Sometimes I can be like a guy. For years I convinced Jon that we didn’t need a snowblower.
I like to shovel I told him and I do. But mostly I had this idea that there was something whimpy about using a snowblower. I know the idea comes from my father. He had all kinds of rules about what real men do and don’t do.
And there was nothing better than being a man in my family.
It’s something I aspired to for years no matter how hopeless it would always be.
When I think that I was still holding onto this archaic idea even last year, I’m embarrassed. I would have called anyone a jerk who behaved the way I did. My father’s been dead for over 20 years. I guess I was still trying to prove my worth to him.
I don’t know what let me drop it this year and go along with Jon’s suggestion to get a snowblower.
But I’m so glad I did.
Today, while I shoveled off the porch, emptied the snow out of the hay feeders, and shoveled around the water bucket, Jon used the snowblower to clear all the paths on the farm. Every one.
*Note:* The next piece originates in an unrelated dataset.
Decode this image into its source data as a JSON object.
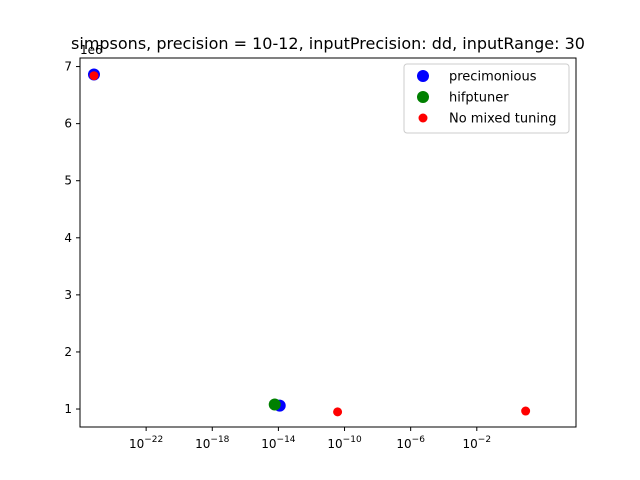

I didn’t have to shovel any of them.
That left me time and energy to go for a snowshoe in the woods with Fate and Zinnia. Something I’d much rather do than shovel snow for hours.
8 thoughts on “Bless The Snowblower”
I hear my dad’s voice in my head all the time, and he died 10+ years ago. He was an electrical engineer (went to college at night after WWII on the GI Bill) and was always telling us to disconnect lamps amd appliances by pulling the plug out of the outlet. “Don’t yank on the cord!” When I caught him in his later years yanking on the cord, I knew the end was near. When I was little I didn’t get to see him much during the work week, so I hung out with him on Saturday mornings, going to the hardware store and puttering around the garage. Still have a lot of his tools.
My father too went to school on the GI bill, but he didn’t have a family yet. It’s so interesting those mundane things that become so important to people, it in some ways define them. It sounds like you had a sweet time being around your father on the weekends. That’s nice to hear about.
Every year the shoveling got worse for us that’s why I’m glad I live in the south now. I’m very glad that you have help from Jon now. LOL
I can see living someplace sunnier yearround when I get older Uta.
I would beg him to stop by the pet store after we went to the hardware store. “We’ll just look at the puppies, Daddy. Just look!” That’s how I got my first pet, a little white bunny I named Thumper (after the rabbit in the Disney Bambi animated movie). I held him on my lap in a little paper bag on the car ride home. Dad said “Wait in the car until I tell Mom.”
That’s a classic story Jill. Makes me smile, so thanks.
Thank you for triggering these happy memories. My parents’ last few years were more than a little tough, and it’s a blessing to let my mind and heart roam back to happier times.
And thank you for sharing them Jill.